Si va verso l'ennesimo blocco dei licenziamenti e la fucina postgrillina ha prodotto un nuovo mostriciattolo: il reddito di emergenza che verrà spalmato sul reddito di cittadinanza, come un panino a due strati. La gente deve pur mangiare e la povertà incombe, ma così non si va lontano. Si diffonde un virus pernicioso: stare sul divano di casa - e magari con un lavoretto in nero - può essere conveniente perché alla grande giostra dei sussidi qualcosa alla fine cade nel piatto. Il confronto con la generazione degli anni Cinquanta e Sessanta, con uomini che avevano come soli ammortizzatori il cervello e le gambe, si fa impietoso.
D'altra parte chi ci prova si espone alle intemperie di questa cultura assistenzialista, dirigista e burocratica che mortifica il talento, imbriglia il coraggio e viaggia sulle lunghezza d'onda delle circolari, dei Dpcm, delle Faq. Lo Stato spendaccione mostra il braccino corto quando gli chiedono di onorare i debiti della pubblica amministrazione. Una montagna di debiti, nessuna strategia per il domani. Le opere pubbliche, invocate da Pietro Salini davanti al nuovo Ponte di Genova, avanzano col contagocce, il sospetto, in fabbrica o in ufficio, viene rovesciato in dosi industriali.
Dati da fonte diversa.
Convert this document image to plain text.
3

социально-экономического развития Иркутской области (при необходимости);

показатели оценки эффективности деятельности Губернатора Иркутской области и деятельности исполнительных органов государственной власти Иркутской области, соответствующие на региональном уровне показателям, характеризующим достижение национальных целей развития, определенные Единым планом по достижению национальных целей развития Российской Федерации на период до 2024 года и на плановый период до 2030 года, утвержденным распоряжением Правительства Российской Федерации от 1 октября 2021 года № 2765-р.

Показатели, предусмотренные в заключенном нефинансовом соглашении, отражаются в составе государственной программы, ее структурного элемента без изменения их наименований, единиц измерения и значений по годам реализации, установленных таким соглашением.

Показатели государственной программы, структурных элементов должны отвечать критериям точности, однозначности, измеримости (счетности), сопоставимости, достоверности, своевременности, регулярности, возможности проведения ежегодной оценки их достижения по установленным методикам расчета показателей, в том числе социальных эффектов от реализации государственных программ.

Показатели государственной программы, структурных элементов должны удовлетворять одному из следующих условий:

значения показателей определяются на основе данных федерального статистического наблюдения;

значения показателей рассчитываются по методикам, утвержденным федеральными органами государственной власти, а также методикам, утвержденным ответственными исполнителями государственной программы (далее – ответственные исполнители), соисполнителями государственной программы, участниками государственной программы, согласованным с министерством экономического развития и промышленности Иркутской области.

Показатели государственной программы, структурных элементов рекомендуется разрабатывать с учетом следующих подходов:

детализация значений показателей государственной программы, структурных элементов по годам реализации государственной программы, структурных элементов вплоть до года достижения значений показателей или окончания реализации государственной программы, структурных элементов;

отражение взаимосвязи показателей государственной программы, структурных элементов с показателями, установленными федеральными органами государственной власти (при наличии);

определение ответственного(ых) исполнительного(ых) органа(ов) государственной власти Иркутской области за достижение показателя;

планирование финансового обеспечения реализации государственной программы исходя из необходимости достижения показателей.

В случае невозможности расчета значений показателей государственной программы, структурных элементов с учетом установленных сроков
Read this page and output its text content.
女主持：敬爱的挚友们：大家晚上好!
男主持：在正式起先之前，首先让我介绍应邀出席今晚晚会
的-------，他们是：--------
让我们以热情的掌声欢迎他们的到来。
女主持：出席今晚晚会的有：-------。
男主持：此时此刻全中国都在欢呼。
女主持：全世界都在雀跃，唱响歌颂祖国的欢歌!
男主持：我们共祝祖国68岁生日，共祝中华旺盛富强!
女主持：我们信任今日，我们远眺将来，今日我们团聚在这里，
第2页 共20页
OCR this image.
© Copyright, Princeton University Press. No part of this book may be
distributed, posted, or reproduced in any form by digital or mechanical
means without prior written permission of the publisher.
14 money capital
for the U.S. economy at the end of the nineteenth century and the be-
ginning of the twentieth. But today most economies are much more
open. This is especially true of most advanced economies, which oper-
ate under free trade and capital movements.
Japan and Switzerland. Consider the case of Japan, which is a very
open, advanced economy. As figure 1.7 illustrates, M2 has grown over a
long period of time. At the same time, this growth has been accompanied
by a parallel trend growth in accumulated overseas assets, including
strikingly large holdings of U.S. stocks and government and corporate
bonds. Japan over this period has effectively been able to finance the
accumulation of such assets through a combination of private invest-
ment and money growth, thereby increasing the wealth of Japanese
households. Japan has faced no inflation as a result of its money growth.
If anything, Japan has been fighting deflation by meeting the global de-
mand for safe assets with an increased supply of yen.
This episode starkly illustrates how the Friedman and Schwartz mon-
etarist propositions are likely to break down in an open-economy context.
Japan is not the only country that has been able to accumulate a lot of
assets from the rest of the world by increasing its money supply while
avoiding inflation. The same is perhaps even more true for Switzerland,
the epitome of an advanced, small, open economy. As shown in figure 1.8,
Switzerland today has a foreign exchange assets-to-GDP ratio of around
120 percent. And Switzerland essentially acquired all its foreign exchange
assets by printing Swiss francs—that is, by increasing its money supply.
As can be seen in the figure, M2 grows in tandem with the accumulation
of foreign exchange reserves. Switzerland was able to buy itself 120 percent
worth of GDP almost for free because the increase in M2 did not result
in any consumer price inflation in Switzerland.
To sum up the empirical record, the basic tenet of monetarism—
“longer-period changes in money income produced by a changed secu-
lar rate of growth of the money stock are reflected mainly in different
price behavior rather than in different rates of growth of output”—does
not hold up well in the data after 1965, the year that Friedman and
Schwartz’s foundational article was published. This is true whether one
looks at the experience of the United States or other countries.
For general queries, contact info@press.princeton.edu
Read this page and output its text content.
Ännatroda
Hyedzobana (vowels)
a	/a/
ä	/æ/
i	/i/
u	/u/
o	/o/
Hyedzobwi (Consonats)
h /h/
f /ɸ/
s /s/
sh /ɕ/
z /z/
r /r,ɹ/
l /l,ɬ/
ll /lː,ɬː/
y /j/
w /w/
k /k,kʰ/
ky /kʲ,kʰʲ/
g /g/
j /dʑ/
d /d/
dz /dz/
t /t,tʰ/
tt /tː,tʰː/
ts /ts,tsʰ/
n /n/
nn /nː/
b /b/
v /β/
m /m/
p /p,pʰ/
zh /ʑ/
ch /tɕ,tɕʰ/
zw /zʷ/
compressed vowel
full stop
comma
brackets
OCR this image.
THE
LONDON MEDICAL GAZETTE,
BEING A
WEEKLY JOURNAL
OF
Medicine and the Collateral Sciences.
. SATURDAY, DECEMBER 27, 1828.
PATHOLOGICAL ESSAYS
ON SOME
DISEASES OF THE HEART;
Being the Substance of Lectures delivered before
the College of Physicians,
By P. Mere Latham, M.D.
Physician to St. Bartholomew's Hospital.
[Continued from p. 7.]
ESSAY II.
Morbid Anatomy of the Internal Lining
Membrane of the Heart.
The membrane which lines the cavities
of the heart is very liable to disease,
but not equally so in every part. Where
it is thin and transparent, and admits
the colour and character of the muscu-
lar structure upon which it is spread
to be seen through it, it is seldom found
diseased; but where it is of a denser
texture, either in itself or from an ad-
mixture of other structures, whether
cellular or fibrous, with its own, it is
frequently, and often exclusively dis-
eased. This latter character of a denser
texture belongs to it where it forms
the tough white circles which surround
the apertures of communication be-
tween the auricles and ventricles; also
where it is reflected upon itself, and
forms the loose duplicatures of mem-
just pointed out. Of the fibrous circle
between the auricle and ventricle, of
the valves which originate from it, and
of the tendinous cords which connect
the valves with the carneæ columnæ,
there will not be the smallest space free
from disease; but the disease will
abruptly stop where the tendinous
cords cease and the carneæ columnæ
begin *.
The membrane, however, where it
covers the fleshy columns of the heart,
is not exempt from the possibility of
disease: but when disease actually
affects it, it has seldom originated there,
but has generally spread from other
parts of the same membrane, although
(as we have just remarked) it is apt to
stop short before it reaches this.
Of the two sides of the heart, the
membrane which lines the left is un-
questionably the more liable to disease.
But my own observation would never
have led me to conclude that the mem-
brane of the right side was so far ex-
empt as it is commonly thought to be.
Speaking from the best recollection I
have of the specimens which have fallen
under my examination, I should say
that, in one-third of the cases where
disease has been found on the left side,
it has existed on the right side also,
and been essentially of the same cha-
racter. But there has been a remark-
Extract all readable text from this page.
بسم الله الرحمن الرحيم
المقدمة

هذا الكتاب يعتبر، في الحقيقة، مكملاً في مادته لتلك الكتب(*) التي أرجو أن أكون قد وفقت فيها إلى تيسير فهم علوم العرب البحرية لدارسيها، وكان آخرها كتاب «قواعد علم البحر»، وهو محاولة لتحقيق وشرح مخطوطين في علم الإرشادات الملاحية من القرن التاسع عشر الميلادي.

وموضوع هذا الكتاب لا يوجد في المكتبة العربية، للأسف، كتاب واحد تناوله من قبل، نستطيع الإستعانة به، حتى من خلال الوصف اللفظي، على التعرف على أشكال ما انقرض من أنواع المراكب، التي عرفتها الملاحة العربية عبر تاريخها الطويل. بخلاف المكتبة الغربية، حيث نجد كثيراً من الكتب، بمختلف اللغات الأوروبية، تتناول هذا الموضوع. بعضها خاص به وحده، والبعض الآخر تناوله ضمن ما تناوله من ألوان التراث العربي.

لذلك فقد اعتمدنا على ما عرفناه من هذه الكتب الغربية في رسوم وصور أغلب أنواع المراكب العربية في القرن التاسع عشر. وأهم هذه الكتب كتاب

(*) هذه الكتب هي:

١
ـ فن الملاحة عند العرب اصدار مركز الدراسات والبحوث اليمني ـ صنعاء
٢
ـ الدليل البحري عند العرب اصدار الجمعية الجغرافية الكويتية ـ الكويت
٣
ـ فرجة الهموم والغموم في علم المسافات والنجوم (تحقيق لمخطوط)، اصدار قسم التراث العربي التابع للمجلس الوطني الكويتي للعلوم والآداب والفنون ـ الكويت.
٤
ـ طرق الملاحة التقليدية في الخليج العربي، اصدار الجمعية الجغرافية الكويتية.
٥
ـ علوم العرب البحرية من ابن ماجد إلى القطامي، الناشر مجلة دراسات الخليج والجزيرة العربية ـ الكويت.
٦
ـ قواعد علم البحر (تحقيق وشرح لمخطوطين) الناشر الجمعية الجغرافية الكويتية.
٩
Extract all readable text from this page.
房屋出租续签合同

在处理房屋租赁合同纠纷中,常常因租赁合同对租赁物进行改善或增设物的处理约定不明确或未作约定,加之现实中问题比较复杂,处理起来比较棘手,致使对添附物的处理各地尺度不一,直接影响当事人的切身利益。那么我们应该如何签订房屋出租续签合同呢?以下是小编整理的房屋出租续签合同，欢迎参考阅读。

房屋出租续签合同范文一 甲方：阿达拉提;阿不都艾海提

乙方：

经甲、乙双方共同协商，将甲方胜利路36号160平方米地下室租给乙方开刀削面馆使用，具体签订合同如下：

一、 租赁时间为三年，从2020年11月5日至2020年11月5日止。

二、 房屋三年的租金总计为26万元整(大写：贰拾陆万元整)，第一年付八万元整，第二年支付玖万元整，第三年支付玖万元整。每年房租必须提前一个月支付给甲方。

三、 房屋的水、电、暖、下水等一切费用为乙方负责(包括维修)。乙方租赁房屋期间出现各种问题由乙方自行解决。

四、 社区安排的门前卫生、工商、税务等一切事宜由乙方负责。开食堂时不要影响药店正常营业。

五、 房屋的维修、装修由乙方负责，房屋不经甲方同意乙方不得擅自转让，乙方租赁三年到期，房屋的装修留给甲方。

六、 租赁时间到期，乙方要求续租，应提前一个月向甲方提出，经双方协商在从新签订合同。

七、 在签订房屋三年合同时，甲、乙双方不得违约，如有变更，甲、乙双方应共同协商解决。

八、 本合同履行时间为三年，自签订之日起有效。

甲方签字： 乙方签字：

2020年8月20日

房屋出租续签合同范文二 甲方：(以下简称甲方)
L'avvocato Cesare Pozzoli, uno dei più accreditati giuslavoristi italiani, prevede una valanga di cause contro gli imprenditori che non saranno riusciti a proteggere i dipendenti fra termoscanner, sanificazioni, gel, distanze minime mai sufficienti per scongiurare il contagio e pacchi di regole che nessuno ha ancora capito. Ma che paralizzano in questo momento l'apertura delle spiagge e le già fievoli speranze dell'industria del turismo.
In compenso, dopo tutto quello che è successo e dopo il crollo del Pil senza precedenti, lo Stato chiede ancora le causali agli imprenditori che
vogliono prendere qualcuno per un certo periodo. Il Piano Marshall di questo passo sarà solo una foto Alinari che spunta dalla credenza, con il servizio della nonna. Meglio stare a casa, aspettando non Godot ma zio Pantalone.